CEO Dan Dinges said last week the company’s collaboration with Williams to build pipeline and midstream infrastructure in the Northeast had made the accomplishment possible.

“Throughout the month of December we have been gaining production momentum and month-to-date our total company average net production rate is 930 MMcfe/d, which is above our exit rate expectation expressed in our third quarter call. Clearly, production will vary day to day due to field logistics, but our new baseline for production has moved significantly higher and we will work to build on this throughout 2013.”

In the third quarter Cabot reported that its gas output had jumped by 31% year/year to 66 Bcfe, which included 62.7 Bcf of gas and 629,00 bbl of liquids. At that time Dinges credited Williams with helping to eliminate midstream logjams.

A recent turned-in-line two-well pad “illustrates the production potential of the company’s Marcellus assets,” Dinges said in pointing to the strength of the Marcellus. The pad has wells with lateral lengths of about 6,900 feet and 4,400 feet, along with a combined initial production rate of more than 66 MMcf/d. Additional compression and dehydration facilities allowed Cabot to expand takeaway capacity.

The Houston producer currently is delivering around 55% of its output to Williams’ Transcontinental Gas Pipe Line, or Transco, with 40% to Tennessee Gas Pipeline and 5% to Millennium Pipeline. Williams and Cabot are frequent partners in the Marcellus; Cabot last April agreed to ship 500,000 Dth/d on the jointly owned Constitution Pipeline, while Southwestern Energy Services Co. is shipping 150,000 Dth/d.

Cabot also has come to terms to sell four South Texas fields for about $29 million to an undisclosed third party. The sale includes legacy conventional properties with about 18 Bcfe of booked reserves and current production of 2.2 MMcfe/d. Proceeds from the sale, which is scheduled to close this week, is to result in a book loss of close to $12 million after taxes.

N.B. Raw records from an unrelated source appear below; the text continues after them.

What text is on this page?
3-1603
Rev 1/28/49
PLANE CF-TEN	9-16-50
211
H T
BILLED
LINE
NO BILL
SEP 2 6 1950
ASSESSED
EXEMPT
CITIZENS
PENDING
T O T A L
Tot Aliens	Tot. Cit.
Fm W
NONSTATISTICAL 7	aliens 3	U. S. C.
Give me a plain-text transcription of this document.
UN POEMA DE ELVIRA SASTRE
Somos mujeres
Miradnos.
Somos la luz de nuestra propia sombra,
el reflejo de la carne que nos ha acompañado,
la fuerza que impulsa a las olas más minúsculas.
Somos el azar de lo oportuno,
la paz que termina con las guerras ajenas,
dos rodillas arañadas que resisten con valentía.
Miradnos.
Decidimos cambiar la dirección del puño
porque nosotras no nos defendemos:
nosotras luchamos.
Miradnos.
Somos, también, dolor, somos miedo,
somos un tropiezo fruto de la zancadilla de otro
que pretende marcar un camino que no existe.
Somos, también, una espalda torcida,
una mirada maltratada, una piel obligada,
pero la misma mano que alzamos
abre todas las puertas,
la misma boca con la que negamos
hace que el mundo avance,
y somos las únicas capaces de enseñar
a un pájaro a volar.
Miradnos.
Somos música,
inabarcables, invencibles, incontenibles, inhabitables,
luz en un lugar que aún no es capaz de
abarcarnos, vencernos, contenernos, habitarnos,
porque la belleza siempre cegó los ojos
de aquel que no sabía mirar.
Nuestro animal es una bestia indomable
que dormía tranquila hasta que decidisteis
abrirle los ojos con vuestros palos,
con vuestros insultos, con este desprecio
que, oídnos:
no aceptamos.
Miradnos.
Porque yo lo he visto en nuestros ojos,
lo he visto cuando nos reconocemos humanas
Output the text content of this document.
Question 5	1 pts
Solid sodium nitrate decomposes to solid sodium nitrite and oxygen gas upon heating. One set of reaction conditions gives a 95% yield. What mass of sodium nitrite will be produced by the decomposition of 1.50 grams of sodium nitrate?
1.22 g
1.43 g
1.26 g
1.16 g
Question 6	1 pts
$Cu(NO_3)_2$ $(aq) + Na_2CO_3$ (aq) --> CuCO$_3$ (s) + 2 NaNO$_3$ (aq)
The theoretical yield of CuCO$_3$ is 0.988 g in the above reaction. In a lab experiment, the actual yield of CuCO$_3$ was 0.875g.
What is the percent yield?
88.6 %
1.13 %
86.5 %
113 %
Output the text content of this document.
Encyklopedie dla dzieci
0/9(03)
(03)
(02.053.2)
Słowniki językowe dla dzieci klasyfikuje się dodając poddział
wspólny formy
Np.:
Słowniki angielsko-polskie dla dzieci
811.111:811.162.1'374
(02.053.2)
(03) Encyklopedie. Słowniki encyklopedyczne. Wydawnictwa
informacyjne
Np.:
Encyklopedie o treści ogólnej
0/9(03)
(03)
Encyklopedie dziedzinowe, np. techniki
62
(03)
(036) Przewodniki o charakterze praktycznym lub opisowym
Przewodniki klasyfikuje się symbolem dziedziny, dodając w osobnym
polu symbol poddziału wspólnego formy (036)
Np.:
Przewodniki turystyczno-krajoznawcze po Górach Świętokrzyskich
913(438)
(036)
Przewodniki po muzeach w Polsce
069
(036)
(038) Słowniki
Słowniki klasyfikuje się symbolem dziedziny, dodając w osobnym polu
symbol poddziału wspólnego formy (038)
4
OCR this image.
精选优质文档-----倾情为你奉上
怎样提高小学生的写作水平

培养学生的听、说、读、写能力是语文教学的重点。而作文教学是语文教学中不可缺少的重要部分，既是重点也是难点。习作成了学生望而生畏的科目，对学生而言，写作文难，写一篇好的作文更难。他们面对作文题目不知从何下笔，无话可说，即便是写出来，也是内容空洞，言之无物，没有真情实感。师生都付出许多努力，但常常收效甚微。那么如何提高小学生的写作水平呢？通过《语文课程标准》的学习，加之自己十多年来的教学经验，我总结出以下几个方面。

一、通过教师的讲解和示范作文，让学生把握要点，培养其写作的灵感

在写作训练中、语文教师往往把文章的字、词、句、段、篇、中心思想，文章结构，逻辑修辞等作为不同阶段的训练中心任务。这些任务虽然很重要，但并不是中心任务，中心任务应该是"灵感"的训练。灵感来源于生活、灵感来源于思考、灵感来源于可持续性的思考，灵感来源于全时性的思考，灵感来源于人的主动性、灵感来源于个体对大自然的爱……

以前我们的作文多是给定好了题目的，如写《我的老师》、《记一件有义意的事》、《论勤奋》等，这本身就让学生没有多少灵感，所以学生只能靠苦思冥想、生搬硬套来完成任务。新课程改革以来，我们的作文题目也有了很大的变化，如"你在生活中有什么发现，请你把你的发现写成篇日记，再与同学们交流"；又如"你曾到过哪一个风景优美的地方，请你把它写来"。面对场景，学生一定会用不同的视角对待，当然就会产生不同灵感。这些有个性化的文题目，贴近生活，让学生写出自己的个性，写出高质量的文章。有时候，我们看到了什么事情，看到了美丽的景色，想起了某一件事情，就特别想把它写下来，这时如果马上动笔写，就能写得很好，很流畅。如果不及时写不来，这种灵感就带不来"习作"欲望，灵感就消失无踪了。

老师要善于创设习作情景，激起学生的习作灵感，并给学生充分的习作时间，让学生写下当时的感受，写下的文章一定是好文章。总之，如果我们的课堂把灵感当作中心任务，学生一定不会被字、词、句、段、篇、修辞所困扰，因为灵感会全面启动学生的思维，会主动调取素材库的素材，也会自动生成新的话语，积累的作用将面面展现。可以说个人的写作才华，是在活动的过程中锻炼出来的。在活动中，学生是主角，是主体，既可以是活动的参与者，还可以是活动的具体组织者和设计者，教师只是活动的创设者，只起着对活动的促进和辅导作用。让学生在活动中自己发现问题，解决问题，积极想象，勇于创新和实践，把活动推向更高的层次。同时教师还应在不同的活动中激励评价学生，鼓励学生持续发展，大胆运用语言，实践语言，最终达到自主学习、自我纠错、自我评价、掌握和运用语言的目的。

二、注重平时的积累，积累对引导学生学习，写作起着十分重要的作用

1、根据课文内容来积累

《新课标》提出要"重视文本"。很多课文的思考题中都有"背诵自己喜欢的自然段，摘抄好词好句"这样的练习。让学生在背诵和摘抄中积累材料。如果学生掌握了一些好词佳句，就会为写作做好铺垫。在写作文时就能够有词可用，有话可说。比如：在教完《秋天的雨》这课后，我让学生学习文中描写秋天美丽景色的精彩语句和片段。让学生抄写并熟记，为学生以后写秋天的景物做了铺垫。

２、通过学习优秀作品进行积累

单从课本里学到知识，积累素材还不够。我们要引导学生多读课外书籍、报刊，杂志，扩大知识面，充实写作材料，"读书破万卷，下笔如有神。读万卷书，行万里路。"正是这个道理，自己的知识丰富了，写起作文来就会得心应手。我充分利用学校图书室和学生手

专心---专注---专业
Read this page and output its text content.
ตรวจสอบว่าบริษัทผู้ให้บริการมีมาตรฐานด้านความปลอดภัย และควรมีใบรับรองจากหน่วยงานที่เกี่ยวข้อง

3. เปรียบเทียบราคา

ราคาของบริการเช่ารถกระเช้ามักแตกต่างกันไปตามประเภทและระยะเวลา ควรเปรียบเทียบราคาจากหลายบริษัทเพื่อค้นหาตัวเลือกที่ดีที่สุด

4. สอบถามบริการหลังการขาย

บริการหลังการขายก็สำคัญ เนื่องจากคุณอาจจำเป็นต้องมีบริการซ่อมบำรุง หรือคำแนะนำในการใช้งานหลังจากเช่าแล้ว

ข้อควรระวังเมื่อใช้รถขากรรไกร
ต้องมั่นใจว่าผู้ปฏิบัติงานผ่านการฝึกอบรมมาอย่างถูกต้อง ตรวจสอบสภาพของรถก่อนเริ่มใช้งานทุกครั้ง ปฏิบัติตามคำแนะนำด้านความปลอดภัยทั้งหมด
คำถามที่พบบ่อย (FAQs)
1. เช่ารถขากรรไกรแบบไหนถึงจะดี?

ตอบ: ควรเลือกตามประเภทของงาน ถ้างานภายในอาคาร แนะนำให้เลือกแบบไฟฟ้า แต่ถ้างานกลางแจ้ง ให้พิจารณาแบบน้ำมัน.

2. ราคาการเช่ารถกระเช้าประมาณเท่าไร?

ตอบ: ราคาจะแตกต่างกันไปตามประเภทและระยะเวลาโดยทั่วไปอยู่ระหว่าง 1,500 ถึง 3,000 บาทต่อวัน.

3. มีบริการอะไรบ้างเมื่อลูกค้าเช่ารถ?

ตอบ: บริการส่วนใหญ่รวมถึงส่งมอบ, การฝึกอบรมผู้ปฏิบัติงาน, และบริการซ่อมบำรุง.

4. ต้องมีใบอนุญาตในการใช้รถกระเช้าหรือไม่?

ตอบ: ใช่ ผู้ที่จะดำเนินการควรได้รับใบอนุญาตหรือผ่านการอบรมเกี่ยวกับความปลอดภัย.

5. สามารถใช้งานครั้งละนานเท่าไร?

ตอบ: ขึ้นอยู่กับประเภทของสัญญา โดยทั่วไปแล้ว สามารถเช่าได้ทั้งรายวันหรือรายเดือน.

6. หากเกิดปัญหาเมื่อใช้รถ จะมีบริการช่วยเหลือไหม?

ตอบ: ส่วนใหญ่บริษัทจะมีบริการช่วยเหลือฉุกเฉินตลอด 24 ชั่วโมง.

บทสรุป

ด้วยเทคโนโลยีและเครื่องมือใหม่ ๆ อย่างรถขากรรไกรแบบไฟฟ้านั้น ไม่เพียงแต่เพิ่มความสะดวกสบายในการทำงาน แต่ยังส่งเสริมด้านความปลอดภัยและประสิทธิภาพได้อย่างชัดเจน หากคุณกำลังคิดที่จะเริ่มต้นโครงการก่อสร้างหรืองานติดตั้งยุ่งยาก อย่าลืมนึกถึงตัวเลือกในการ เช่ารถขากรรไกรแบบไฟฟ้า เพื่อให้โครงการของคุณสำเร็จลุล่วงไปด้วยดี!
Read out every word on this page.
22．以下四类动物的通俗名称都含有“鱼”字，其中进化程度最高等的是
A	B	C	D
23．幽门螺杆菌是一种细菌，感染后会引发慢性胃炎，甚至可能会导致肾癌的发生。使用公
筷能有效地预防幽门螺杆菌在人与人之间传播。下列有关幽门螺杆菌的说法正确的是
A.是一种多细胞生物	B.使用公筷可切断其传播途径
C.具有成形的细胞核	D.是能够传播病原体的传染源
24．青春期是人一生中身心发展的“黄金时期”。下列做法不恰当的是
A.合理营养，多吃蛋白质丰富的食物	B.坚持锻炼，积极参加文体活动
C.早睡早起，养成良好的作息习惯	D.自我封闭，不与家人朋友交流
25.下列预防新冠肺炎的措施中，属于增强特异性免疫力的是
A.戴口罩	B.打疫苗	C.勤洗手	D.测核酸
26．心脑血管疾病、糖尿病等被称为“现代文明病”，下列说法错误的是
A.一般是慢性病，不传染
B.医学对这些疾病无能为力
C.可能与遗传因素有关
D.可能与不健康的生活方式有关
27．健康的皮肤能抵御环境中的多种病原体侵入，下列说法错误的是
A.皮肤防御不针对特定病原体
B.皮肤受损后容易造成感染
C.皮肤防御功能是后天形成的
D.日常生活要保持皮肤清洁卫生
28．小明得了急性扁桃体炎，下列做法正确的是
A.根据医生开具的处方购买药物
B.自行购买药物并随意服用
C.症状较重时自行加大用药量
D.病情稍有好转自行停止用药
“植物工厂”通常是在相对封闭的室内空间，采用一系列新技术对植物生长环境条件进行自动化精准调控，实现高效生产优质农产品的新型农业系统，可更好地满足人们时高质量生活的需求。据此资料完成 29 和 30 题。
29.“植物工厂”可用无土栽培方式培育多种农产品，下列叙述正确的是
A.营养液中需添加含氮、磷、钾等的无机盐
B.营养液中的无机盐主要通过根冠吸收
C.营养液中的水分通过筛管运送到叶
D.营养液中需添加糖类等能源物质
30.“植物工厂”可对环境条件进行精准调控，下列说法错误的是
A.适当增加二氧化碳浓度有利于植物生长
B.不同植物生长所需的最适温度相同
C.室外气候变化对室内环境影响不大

Analysts with Tudor, Pickering, Holt & Co. said Cabot was “doing what it does best, putting up big growth out of the Marcellus.” The record-breaking production numbers were “ahead of expectations,” but they expected the company to surpass the numbers “early 2013.” It’s “hard to stand in the way of rapidly expanding Marcellus production. On a separate note, gas markets winced on continued cheap supply coming to market.”